Parson, a former sheriff of Polk County in southwest Missouri who's running for the Republican nomination for lieutenant governor in the Aug. 2 primary, said the recent tragedies hit home. During his time as sheriff, two of his officers were shot, one of whom was killed, and his brother-in-law was killed in the line of duty as an EMT.

"I have never seen what I'm seeing in today's time, and I've never seen it especially in Missouri when it comes to the law enforcement issues," Parson said. "As you look around this country and this state and you see what's happening to law enforcement officers is unacceptable, and we've never been down this road before."

Parson said he plans to go back to the Capitol and meet with other senators about changing state statutes so that deliberate targets against law enforcement officers are classified as hate crimes.

He recalled being sheriff as the highlight of his professional career. If crimes against officers continue to unfold, it will deter more from entering the force, he said.

Cole County Sheriff Greg White was present and said it's harder to recruit officers now more than ever. During this time, officers may be reconsidering their careers and it's difficult to fill open positions.

He also said one of the hardest aspects of the job is maintaining a professional demeanor during "harsh" circumstances. The officers go through intensive training,l and most officers want to execute their jobs within the parameters of the law, he said.

"One gentlemen went through a shoot-don't-shoot curriculum, and he came out and said, 'I had no idea how much pressure you were under to make a split-second decision,'" White said. "There's a lot of time to look back on it and perceive what they think they would do. You're having to make split-second decisions, and it's very difficult."

He said the key to softening mistrust of police officers is developing relationships with the community. Officers don't always have a community tie to the area they're responding to, and it can be difficult to get past that, he said. But regardless, they have to go where they're called.

"There are divides racially in this nation; there are divides economically," he said. "To say there's not a divide would be ludicrous."

Parson said it's going to take the Black Lives Movement — and other organizations — working with the police to resolve the tension. Legislative actions can't fix the problem, but leaders federally, statewide and locally need to work together to figure out the best course of action, he said.

"Committing crimes isn't going to make things better," he added. "We're going to move backwards."

He said he takes issue with protesters committing crimes under the umbrella of the Black Lives Matter movement and other protesting organizations.

He said he doesn't blame the organization as a whole for the crimes that have been committed; he blames the people who use the organization as "a shelter to say, 'Hey, this is why I'm committing a crime.'"

"I'm talking about when people in Ferguson, Missouri, under the umbrella of an activist group throw urine on law enforcement officers," Parson said. "I think that's much more than speech.

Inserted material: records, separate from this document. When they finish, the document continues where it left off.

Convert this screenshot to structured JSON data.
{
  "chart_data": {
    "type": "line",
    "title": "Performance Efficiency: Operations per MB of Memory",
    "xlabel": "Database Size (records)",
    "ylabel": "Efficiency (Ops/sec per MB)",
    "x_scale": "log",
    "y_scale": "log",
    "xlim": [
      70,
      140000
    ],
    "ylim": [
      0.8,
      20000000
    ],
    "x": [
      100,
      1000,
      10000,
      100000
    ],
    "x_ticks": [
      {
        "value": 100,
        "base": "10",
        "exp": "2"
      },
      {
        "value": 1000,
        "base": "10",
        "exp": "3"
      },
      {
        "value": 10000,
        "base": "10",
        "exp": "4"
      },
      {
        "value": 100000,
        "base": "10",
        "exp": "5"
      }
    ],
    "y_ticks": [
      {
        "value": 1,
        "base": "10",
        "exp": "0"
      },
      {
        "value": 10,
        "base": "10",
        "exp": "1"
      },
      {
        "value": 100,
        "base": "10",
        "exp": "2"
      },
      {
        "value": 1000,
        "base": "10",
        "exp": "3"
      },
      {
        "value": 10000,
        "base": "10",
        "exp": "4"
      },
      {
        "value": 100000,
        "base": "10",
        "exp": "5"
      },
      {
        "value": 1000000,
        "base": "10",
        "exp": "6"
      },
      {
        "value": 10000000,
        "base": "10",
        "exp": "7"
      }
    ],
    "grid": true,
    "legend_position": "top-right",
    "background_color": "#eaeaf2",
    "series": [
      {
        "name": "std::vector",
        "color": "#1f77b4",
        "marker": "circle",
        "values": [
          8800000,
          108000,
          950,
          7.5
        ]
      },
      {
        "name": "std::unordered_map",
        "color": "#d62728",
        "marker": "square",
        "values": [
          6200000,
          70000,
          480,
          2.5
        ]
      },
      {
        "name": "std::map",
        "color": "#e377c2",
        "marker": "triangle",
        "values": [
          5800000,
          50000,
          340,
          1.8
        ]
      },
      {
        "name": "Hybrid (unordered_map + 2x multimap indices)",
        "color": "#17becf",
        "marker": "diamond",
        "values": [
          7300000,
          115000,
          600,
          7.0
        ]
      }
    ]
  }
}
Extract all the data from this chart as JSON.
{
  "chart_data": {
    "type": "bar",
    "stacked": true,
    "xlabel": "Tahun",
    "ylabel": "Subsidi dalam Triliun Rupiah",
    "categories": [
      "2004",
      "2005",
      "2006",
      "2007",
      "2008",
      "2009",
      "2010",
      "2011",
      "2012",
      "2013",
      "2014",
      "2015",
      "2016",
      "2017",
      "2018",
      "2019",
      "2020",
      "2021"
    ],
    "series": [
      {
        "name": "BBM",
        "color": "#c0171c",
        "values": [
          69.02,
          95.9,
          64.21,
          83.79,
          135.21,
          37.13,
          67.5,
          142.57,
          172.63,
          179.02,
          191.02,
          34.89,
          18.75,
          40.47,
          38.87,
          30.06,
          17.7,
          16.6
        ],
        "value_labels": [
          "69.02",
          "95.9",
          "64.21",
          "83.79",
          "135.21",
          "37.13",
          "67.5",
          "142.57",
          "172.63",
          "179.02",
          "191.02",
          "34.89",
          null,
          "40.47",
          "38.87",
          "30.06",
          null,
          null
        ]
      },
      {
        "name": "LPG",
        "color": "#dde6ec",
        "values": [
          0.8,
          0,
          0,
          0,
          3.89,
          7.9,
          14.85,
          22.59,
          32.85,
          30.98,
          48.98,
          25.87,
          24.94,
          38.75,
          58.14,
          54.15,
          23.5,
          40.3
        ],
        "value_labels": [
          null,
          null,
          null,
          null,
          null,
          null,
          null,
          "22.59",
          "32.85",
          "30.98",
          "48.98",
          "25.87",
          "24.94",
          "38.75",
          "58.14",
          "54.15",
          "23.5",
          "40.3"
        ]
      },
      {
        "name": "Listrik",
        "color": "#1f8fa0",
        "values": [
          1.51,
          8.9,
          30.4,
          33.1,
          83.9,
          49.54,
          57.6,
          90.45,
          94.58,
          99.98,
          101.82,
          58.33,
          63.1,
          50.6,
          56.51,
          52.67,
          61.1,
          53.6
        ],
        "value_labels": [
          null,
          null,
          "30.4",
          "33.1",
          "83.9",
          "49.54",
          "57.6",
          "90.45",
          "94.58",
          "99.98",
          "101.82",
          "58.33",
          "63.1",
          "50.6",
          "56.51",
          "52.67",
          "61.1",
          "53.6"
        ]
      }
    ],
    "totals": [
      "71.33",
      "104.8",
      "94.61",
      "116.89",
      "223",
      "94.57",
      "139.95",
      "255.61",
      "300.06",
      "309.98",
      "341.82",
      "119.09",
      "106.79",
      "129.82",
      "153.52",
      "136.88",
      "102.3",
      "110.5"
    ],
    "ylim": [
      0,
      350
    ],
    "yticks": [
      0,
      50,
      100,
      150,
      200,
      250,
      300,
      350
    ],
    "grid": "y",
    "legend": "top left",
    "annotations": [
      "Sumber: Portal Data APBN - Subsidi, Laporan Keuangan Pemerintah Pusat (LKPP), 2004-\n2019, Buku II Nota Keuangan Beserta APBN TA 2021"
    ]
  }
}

That's a commitment to doing something to me that's unlawful. I'm talking about spitting on people, someone sticks a camera in your face six inches away and you're trying to do your duty as a sworn-in officer."

If the violence doesn't end, Parson said, it will only deter more quality individuals from going into law enforcement and the public will suffer.

White said the sheriff's department has purchased body cameras for greater transparency and will implement them once they have all the proper technology. 

The department is currently using dash cameras and cameras on tasers.

He said they almost never go to trial over the use of a taser because the footage is readily available. If the department found out an officer lied about an incident in his or her report, then the officer would be terminated.

During interactions with the public, White said, he tries to deal with everyone the way he would like to be treated.

"The key to all of this is content of character and human relations," he said.